GOES-East Imagery showing few low-level cloud patches embedded within the strong trade wind flow of the dominating high-pressure system.
Increasingly windy and hazy conditions are forecast across T&T over the next 48 hours as the pressure gradient associated with a high-pressure system strengthens across the region.
Rainfall will be brisk, associated with fast-moving low-level cloud patches (areas of convergence) moving within the trade-wind-flow of the high-pressure system.
There are no alerts, watches or warnings from the Trinidad and Tobago Meteorological Service for Trinidad and Tobago at this time.
For both Sunday and Monday, mostly sunny to partly cloudy skies, with increasingly hazy and breezy conditions are forecast for T&T. Brisk isolated showers, with brief cloudy periods are possible with gusty winds accompanying and ahead of showery activity.
Marine: Through the next 48 hours, seas are forecast to increase, with waves in open waters of Trinidad moderate, up to 2.5 meters and across Tobago, rough up to 3.0 meters. Along northern, eastern, and sheltered coastlines, waves near 1.0 meter are likely, with higher waves possible due to long-period northerly swells.
Overview: Dominating the overall wind flow, a deep layered high-pressure system will remain in place into the week, with wind speeds gradually strengthening. In addition, a relatively dry and subsident pattern is forecast over the region.
Embedded convergence and confluence will bring shallow (capped to low- to mid-levels of the atmosphere) showers to T&T, remaining fairly brisk.
No significant change is forecast for T&T and the Southern Windward islands through Tuesday.
Across both islands, overnight lows are forecast to be mild to cool with daytime highs warm.

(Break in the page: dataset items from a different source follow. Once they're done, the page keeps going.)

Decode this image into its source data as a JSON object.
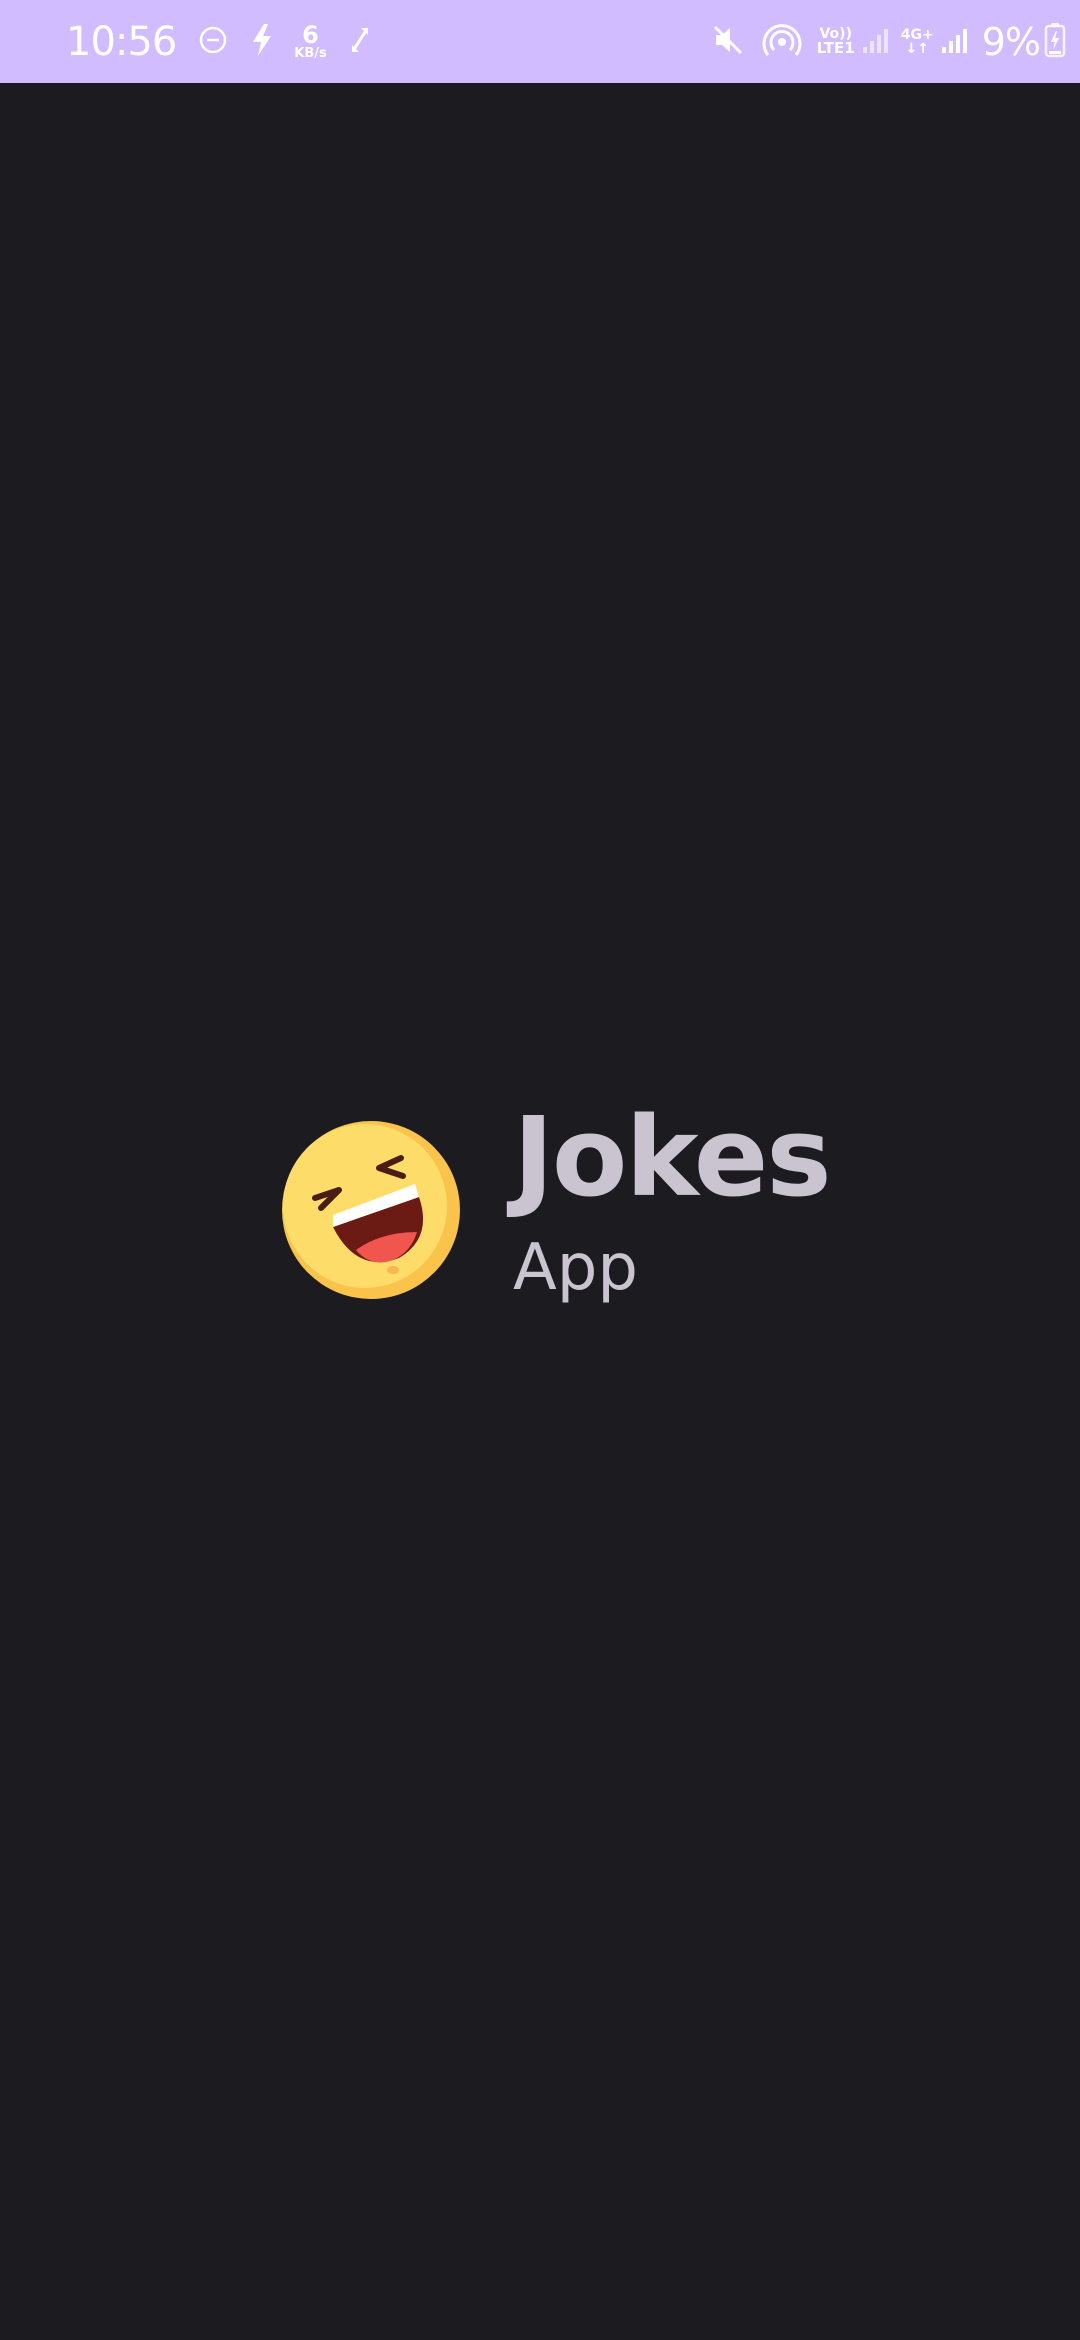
{
  "status_bar": {
    "time": "10:56",
    "net_speed_value": "6",
    "net_speed_unit": "KB/s",
    "volte_top": "Vo))",
    "volte_bottom": "LTE1",
    "net_gen": "4G+",
    "net_arrows": "↓↑",
    "battery": "9%",
    "background": "#d0bcff",
    "icons": [
      "dnd-icon",
      "bolt-icon",
      "sync-icon",
      "mute-icon",
      "hotspot-icon",
      "signal-icon",
      "battery-icon"
    ]
  },
  "splash": {
    "title": "Jokes",
    "subtitle": "App",
    "logo_icon": "laughing-emoji-icon",
    "text_color": "#cac4d0",
    "background": "#1c1b20"
  }
}
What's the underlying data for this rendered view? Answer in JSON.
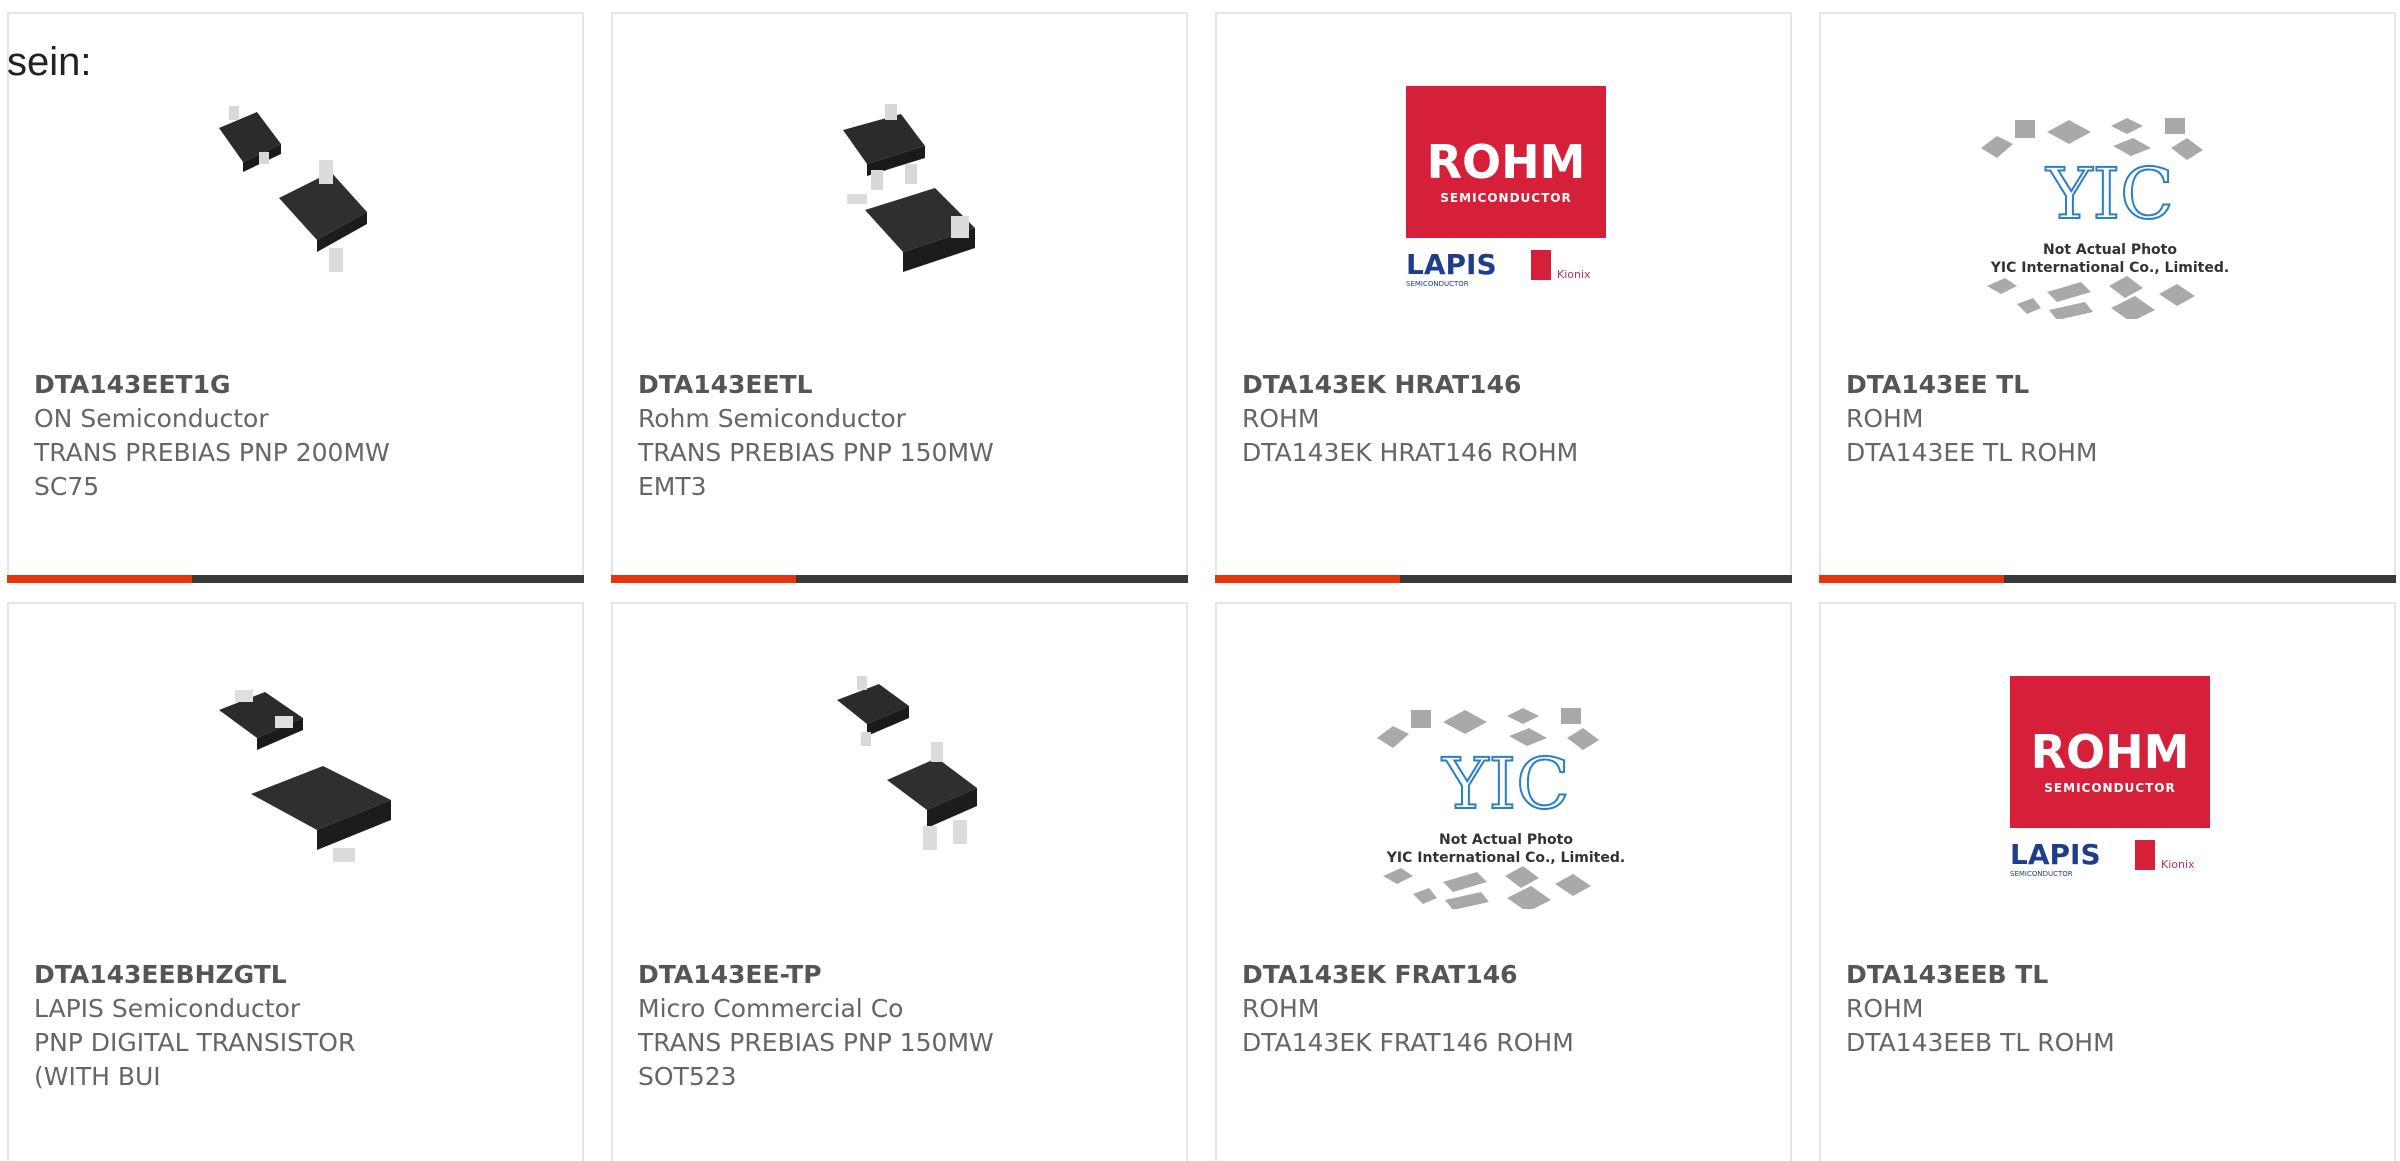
{
  "intro_text": "sein:",
  "colors": {
    "accent": "#e8340b",
    "bar": "#3a3a3a"
  },
  "products": [
    {
      "part": "DTA143EET1G",
      "maker": "ON Semiconductor",
      "desc1": "TRANS PREBIAS PNP 200MW",
      "desc2": "SC75",
      "image": "sot-package-photo"
    },
    {
      "part": "DTA143EETL",
      "maker": "Rohm Semiconductor",
      "desc1": "TRANS PREBIAS PNP 150MW",
      "desc2": "EMT3",
      "image": "sot-package-photo"
    },
    {
      "part": "DTA143EK HRAT146",
      "maker": "ROHM",
      "desc1": "DTA143EK HRAT146 ROHM",
      "desc2": "",
      "image": "rohm-logo",
      "logo": {
        "brand": "ROHM",
        "sub": "SEMICONDUCTOR",
        "lapis": "LAPIS",
        "lapis_sub": "SEMICONDUCTOR",
        "kionix": "Kionix"
      }
    },
    {
      "part": "DTA143EE TL",
      "maker": "ROHM",
      "desc1": "DTA143EE TL ROHM",
      "desc2": "",
      "image": "yic-placeholder",
      "placeholder": {
        "logo": "YIC",
        "line1": "Not Actual Photo",
        "line2": "YIC International Co., Limited."
      }
    },
    {
      "part": "DTA143EEBHZGTL",
      "maker": "LAPIS Semiconductor",
      "desc1": "PNP DIGITAL TRANSISTOR",
      "desc2": "(WITH BUI",
      "image": "sot-package-photo"
    },
    {
      "part": "DTA143EE-TP",
      "maker": "Micro Commercial Co",
      "desc1": "TRANS PREBIAS PNP 150MW",
      "desc2": "SOT523",
      "image": "sot-package-photo"
    },
    {
      "part": "DTA143EK FRAT146",
      "maker": "ROHM",
      "desc1": "DTA143EK FRAT146 ROHM",
      "desc2": "",
      "image": "yic-placeholder",
      "placeholder": {
        "logo": "YIC",
        "line1": "Not Actual Photo",
        "line2": "YIC International Co., Limited."
      }
    },
    {
      "part": "DTA143EEB TL",
      "maker": "ROHM",
      "desc1": "DTA143EEB TL ROHM",
      "desc2": "",
      "image": "rohm-logo",
      "logo": {
        "brand": "ROHM",
        "sub": "SEMICONDUCTOR",
        "lapis": "LAPIS",
        "lapis_sub": "SEMICONDUCTOR",
        "kionix": "Kionix"
      }
    }
  ]
}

The minimum low for Trinidad is forecast to be near 22.0°C, and as low as 19.0°C in valleys and forested areas of Central and Southern Trinidad. In Tobago, a minimum low near 23.0°C is forecast.
The maximum high for Trinidad is forecast to be near 31.0°C, up to 34.0°C in urban and built-up areas, particularly between 9:00 AM and 3:00 PM. In Tobago, the maximum high is forecast to be near 31.0°C.
Temperatures in cities, such as Port of Spain, tend to be much higher than surrounding locations due to a phenomenon called the Urban Heat Island Effect. There are several causes, but the main instigator for this phenomenon tends to be increased dark surfaces such as roads and pavement in cities, which absorb solar radiation more than surrounding areas.
The main hazards over the next 48 hours would be gusty winds, particularly in showers on land and for mariners, hazardous seas. Rainfall is forecast to remain fairly brisk so the risk of street flooding is low.
Sustained surface winds moderate to fresh (20-38 KM/H). In shower activity, gusts up to and in excess of 55 KM/H are possible.
With wind gusts in excess of 55 KM/H, whole trees are expected to be in motion, and there may be some inconvenience when walking against the wind gusts. Light outdoor objects may topple or become airborne such as garbage cans, potted plants, loose galvanize or construction material, and other outdoor furniture. Tents may jump. Older/weaker trees may fall, bringing down utility poles and lines.
Across most areas of Trinidad and Tobago, less than 5 millimeters of rainfall is anticipated over the next 24-48 hours, with maximum accumulation totals up to 10 millimeters favoring eastern areas.
Why I May Not/Will Not See Rainfall?
A frequent complaint is the forecast is wrong because I didn’t experience any rainfall. Scattered showers mean that you, individually, may experience some showers intermittently throughout the day and there is a higher chance for this activity than isolated activity. Widespread showers mean that nearly all persons and areas may experience rainfall.
Highly Isolated rainfall is forecast on Sunday through Monday.